I am learning the basics of neo4j and I am looking at the following example with credit card fraud https://linkurio.us/stolen-credit-cards-and-fraud-detection-with-neo4j. Cypher query that finds stores where all compromised user shopped is
MATCH (victim:person)-[r:HAS_BOUGHT_AT]->(merchant)
WHERE r.status = “Disputed”
MATCH victim-[t:HAS_BOUGHT_AT]->(othermerchants)

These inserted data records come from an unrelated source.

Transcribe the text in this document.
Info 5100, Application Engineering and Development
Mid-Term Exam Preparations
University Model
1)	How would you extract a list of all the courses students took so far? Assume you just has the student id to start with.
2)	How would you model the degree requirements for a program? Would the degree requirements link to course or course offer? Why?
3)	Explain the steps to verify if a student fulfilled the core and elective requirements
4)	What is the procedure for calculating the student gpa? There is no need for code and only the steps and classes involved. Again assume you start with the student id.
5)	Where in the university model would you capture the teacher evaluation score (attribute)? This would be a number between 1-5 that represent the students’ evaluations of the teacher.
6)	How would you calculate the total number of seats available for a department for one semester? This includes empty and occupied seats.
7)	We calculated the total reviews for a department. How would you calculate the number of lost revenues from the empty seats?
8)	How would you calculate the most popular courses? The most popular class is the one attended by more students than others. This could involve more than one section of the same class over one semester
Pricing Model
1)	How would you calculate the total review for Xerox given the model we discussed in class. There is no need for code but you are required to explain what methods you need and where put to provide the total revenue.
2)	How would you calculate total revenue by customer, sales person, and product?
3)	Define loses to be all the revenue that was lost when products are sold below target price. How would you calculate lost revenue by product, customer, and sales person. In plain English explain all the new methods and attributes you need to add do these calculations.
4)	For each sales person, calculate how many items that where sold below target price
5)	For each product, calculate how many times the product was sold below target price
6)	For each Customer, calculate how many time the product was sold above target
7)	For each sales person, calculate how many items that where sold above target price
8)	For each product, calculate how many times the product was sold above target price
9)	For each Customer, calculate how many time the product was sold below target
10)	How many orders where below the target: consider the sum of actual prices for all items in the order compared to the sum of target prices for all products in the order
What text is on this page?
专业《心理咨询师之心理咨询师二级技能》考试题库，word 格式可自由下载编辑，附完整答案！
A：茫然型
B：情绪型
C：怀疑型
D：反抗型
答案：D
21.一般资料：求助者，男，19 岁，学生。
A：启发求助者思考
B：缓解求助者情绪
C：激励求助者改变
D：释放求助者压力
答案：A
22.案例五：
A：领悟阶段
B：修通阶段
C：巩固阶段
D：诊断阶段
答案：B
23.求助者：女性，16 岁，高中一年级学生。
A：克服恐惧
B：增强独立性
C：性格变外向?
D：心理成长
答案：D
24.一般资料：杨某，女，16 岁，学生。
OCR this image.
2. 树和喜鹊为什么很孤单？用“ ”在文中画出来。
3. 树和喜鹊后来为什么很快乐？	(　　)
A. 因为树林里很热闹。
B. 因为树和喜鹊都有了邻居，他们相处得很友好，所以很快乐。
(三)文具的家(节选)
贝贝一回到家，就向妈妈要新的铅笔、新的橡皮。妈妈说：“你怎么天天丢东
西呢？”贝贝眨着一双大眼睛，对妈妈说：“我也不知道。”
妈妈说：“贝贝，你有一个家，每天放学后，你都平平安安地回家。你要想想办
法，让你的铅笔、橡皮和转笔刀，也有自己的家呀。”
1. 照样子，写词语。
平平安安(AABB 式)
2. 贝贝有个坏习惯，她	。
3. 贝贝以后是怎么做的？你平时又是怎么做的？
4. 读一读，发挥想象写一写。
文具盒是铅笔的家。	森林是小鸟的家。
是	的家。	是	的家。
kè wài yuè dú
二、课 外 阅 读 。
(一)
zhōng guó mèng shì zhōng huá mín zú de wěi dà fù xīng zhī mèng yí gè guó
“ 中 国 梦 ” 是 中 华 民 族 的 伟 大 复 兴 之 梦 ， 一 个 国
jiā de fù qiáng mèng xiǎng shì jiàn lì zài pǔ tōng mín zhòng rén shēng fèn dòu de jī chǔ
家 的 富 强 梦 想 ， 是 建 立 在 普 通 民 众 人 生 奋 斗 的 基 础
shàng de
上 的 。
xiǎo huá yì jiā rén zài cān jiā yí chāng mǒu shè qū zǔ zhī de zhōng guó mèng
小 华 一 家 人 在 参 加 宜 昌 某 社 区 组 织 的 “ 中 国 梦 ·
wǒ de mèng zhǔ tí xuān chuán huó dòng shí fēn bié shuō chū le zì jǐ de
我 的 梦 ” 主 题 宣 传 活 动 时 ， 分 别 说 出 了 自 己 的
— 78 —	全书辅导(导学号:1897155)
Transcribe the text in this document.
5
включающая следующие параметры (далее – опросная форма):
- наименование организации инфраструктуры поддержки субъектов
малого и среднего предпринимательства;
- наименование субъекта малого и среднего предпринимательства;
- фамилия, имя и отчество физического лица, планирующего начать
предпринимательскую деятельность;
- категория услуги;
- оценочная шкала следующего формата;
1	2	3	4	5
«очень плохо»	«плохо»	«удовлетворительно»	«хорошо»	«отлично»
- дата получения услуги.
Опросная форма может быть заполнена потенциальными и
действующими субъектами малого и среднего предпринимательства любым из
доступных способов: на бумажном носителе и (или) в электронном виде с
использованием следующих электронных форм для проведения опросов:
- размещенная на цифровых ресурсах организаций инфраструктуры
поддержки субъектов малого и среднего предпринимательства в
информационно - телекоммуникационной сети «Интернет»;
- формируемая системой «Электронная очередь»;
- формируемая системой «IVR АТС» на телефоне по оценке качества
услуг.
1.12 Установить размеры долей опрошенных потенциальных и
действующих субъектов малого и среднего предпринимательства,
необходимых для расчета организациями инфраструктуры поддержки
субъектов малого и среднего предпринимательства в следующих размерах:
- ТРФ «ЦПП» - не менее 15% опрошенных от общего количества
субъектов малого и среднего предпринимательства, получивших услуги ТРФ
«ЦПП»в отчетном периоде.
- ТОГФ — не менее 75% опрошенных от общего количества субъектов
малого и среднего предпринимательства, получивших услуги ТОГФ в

WHERE t.status = “Undisputed” AND t.time < r.time
WITH victim, othermerchants, t ORDER BY t.time DESC
RETURN DISTINCT othermerchants.name as suspicious_store, count(DISTINCT t) as count, collect(DISTINCT victim.name) as victims
ORDER BY count DESC
However, when the number of users increase (let's say to millions of users), this query may become slow since the initial query will have to traverse through all nodes labeled person. Is it possible to speed up the query by asigning properties to nodes instead of transactions? I tried to remove "status" property from relationships and add it to nodes (users, not merchants). However, when I run query with constraint WHERE victim.status="Disputed"
query doesn't return anything. So, in my case person has one additional property 'status'. I assume I did a lot of things wrong, but would appreciate comments. For example
MATCH (victim:person)-[r:HAS_BOUGHT_AT]->(merchant)
WHERE victim.status = “Disputed”
returns the correct number of disputed transactions. The same holds for separately quering number of undisputed transactions. However, when merged, they yield an empty set.
If I made a mistake in my approach, how can I speed up queries for large number of nodes (avoid traversing all nodes in the first step). I will be working with a data set with similar properties, but will have around 100 million users, so I would like to index users on additional properties.